Für eine Weile genoss ich das entspannte Gefühl. Doch schließlich öffnete ich die Augen und kehrte in die Wirklichkeit zurück. Sämtliche Erinnerungen stürmten gleichzeitig auf mich ein. Was hatte ich nur getan? Hatte ich mir gerade wirklich…? Und das nur, weil Kyles Anblick so unwiderstehlich war? Wie konnte ich nur?

Frustriert stieß ich mit dem Kopf an die kalten Fliesen. Ich bereute meine Tat zutiefst. Wieso hatte ich es so weit kommen lassen? Warum war ich nur so unvernünftig?

Ich hatte gehofft, meine Gefühle für Kyle würden mit der Zeit nachlassen, doch eher das Gegenteil schien der Fall zu sein. Meine Gedanken und Träume wurden immer unanständiger. Jedes Wort von ihm reizte mich, jeder Blickkontakt vergrößerte meine Sehnsucht.

Es war an der Zeit, den Tatsachen ins Auge zu sehen: Ich wollte ihn! Mit Haut und Haaren. Wollte jeden Zentimeter seiner Haut berühren, wollte ihn umarmen, ihn küssen und wollte, dass er mich liebte! Nicht nur für eine Nacht, sondern für immer. Er sollte mein sein!

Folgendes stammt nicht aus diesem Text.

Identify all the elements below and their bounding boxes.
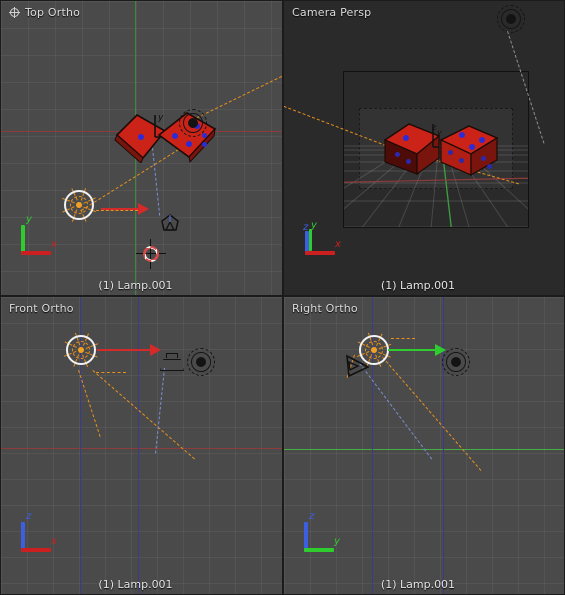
viewport-header-front[interactable]: Front Ortho [9,302,74,315]
die-pip [448,150,453,155]
lamp-target-widget[interactable] [497,5,525,33]
axis-gizmo-top: y x [17,214,61,257]
die-pip [487,164,492,169]
die-pip [469,144,475,150]
gizmo-axis-x [21,251,51,255]
axis-gizmo-camera: z y x [300,217,344,257]
axis-line-z [443,297,444,594]
relationship-line [96,210,138,211]
viewport-label-text: Right Ortho [292,302,358,315]
axis-line-x [1,448,282,449]
gizmo-label-x: x [51,536,57,547]
lamp-object-widget[interactable] [61,330,101,370]
die-pip [479,137,485,143]
svg-text:y: y [436,128,442,137]
gizmo-label-x: x [51,239,57,250]
gizmo-label-x: x [335,239,341,250]
gizmo-label-y: y [311,220,317,231]
camera-object-icon[interactable] [158,353,186,371]
quad-view-grid: y Top Ortho y x (1) Lamp.001 z y Camera … [0,0,565,595]
viewport-front-ortho[interactable]: z Front Ortho z x (1) Lamp.001 [0,296,283,595]
active-object-label: (1) Lamp.001 [98,578,173,591]
viewport-top-ortho[interactable]: y Top Ortho y x (1) Lamp.001 [0,0,283,296]
active-object-label: (1) Lamp.001 [98,279,173,292]
die-pip [138,134,144,140]
die-pip [186,141,192,147]
camera-object-icon[interactable] [159,213,181,235]
crosshair-circle-icon [9,7,20,18]
viewport-footer-right: (1) Lamp.001 [284,578,564,591]
viewport-footer-front: (1) Lamp.001 [1,578,282,591]
die-pip [459,132,465,138]
die-pip [406,159,411,164]
gizmo-label-y: y [26,214,32,225]
gizmo-axis-y [304,548,334,552]
viewport-header-camera[interactable]: Camera Persp [292,6,371,19]
camera-object-icon[interactable] [344,354,370,380]
axis-line-z [138,297,139,594]
transform-manipulator-x[interactable] [97,344,161,356]
viewport-right-ortho[interactable]: z y Right Ortho z y (1) Lamp.001 [283,296,565,595]
gizmo-label-z: z [26,511,32,522]
lamp-target-widget[interactable] [179,109,207,137]
gizmo-label-y: y [334,536,340,547]
active-object-label: (1) Lamp.001 [380,578,456,591]
axis-gizmo-front: z x [17,511,61,554]
lamp-target-widget[interactable] [187,348,215,376]
die-pip [481,156,486,161]
3d-cursor [136,239,166,269]
transform-manipulator-x[interactable] [101,203,149,215]
lamp-target-widget[interactable] [442,348,470,376]
die-pip [395,152,400,157]
relationship-line [391,338,415,339]
object-axis-marker: z y [431,123,442,148]
die-pip [172,133,178,139]
die-pip [403,135,409,141]
viewport-label-text: Top Ortho [25,6,81,19]
viewport-camera-persp[interactable]: z y Camera Persp z y x (1) Lamp.001 [283,0,565,296]
gizmo-label-z: z [309,511,315,522]
die-pip [202,142,207,147]
viewport-header-top[interactable]: Top Ortho [9,6,80,19]
viewport-label-text: Front Ortho [9,302,74,315]
die-pip [459,158,464,163]
object-axis-marker: y [154,113,164,138]
transform-manipulator-y[interactable] [388,344,446,356]
viewport-label-text: Camera Persp [292,6,372,19]
viewport-footer-top: (1) Lamp.001 [1,279,282,292]
lamp-object-widget[interactable] [59,185,99,225]
gizmo-axis-x [305,251,335,255]
gizmo-label-z: z [303,222,309,233]
viewport-header-right[interactable]: Right Ortho [292,302,358,315]
relationship-line [96,372,126,373]
viewport-footer-camera: (1) Lamp.001 [284,279,564,292]
blender-quad-view: y Top Ortho y x (1) Lamp.001 z y Camera … [0,0,565,595]
gizmo-axis-x [21,548,51,552]
svg-text:y: y [157,113,164,123]
active-object-label: (1) Lamp.001 [380,279,456,292]
axis-gizmo-right: z y [300,511,344,554]
gizmo-axis-y [309,229,312,251]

Mir war bewusst, dass diese Gefühle nicht so schnell wieder verschwinden würden. Ich hatte versucht, sie zu unterdrücken und es war mir nicht gelungen. Früher oder später musste ich Kyle die Wahrheit offenbaren. Vorzugsweise, bevor er sie von selbst herausfand. Ich musste ihm entgegentreten und ihm alles gestehen. Aber nicht heute!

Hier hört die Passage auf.